In some respects, Bastion is about the apocalypse. It's about building anew when the world comes apart. In some ways, it's an anti-war story. It's about fear, and aggression, and the pain of injustice and mutual lack of understanding between people and cultures. Is it a great work of literature? No, but it's got substance to spare. All of these themes and ideas are present in the worldbuilding, and there are more ideas you can grab onto.
But I think the central story of Bastion, the story of the specific characters you control and interact with, isn't about any of that. It's about regret, and about the past. What do you do when something terrible happens? What do you do when your world falls out from under you, and everything changes? Do you try to hold onto what was, try to make things right, even if it's impossible... or do you let go, and try to make the best of what is, even if it means giving up on what could have been?
But that's just one interpretation. I strongly suggest you draw your own conclusions.
Y'know, it's funny. I started this by talking about Braid. And that's a game that's been lauded for how "deep" it is, by critics. And honestly? I've always kind of hated Braid. I found its gameplay tedious and frustrating, and its writing had you stop and read literal books full of overwrought text and metaphor. The critics talked up that writing. Said it was full of substance and meaning. But it always seemed like a load of pretentious guff to me. Maybe I'm not smart enough. Maybe I'm not well read enough. Maybe it's Just Not My Kind of Thing and one of you who has played Braid or will play Braid will tell me I've got it all wrong, and Braid is actually an amazing game. It's sure easy enough to pick up and play, but if there's really some kind of particularly deep meaning to it (other than telling you not to be a creepy possessive weirdo about your girlfriend, which is a noble enough message I suppose), I never got it. Then again, I got bored and gave up halfway through because the puzzles just weren't fun to solve for me.
But I loved Bastion from the start. And when I came back to it, I found more to love. More to think about. A narrative with weight about characters I can care about because they're real and human. I have always held that the greatest art isn't impenetrable, or complex, but rather simple, accessible, and engaging, while still having real substance and meaning, and Bastion is better at being that than Braid ever was. Maybe it's not as deep, or whatever. But I got more out of it, personally.

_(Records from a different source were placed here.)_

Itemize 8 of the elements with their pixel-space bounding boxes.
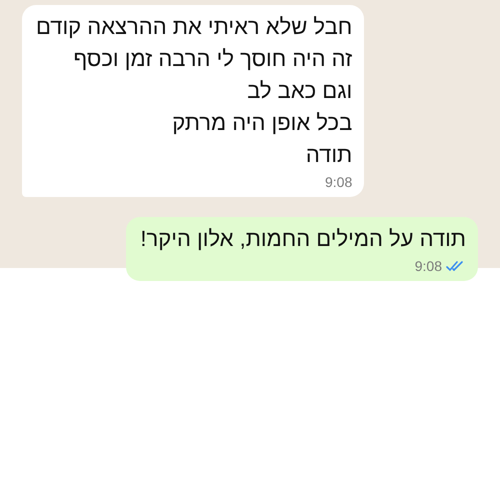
- message-text: תודה: [306, 141, 352, 169]
- message-text: חבל שלא ראיתי את ההרצאה קודם: [36, 13, 352, 41]
- message-text: זה היה חוסך לי הרבה זמן וכסף: [73, 45, 352, 73]
- message-text: בכל אופן היה מרתק: [172, 109, 352, 137]
- message-text: תודה על המילים החמות, אלון היקר!: [140, 225, 466, 253]
- message-time: 9:08: [325, 173, 352, 191]
- message-time: 9:08: [414, 257, 442, 275]
- message-text: וגם כאב לב: [247, 77, 352, 105]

'course, that's just my opinion. I encourage all of you to see for yourselves.
If you're interested in trying the game, Bastion is available on Mac, PC, and Linux through Steam, GOG, and the Humble store, as well as being available on the Xbox 360 (if you can still buy games there), the Xbox One, Playstation 4, PS Vita, Nintendo Switch, and possibly the iPad, although I have no clue if that vesion is still available. As previously mentioned, its soundtrack is available through most streaming services, as well as Bandcamp and other popular music storefronts, and many game stores as well, such as Steam and GOG. In some places, you are given the option to buy the soundtrack and the game together at a discount. I recommend this.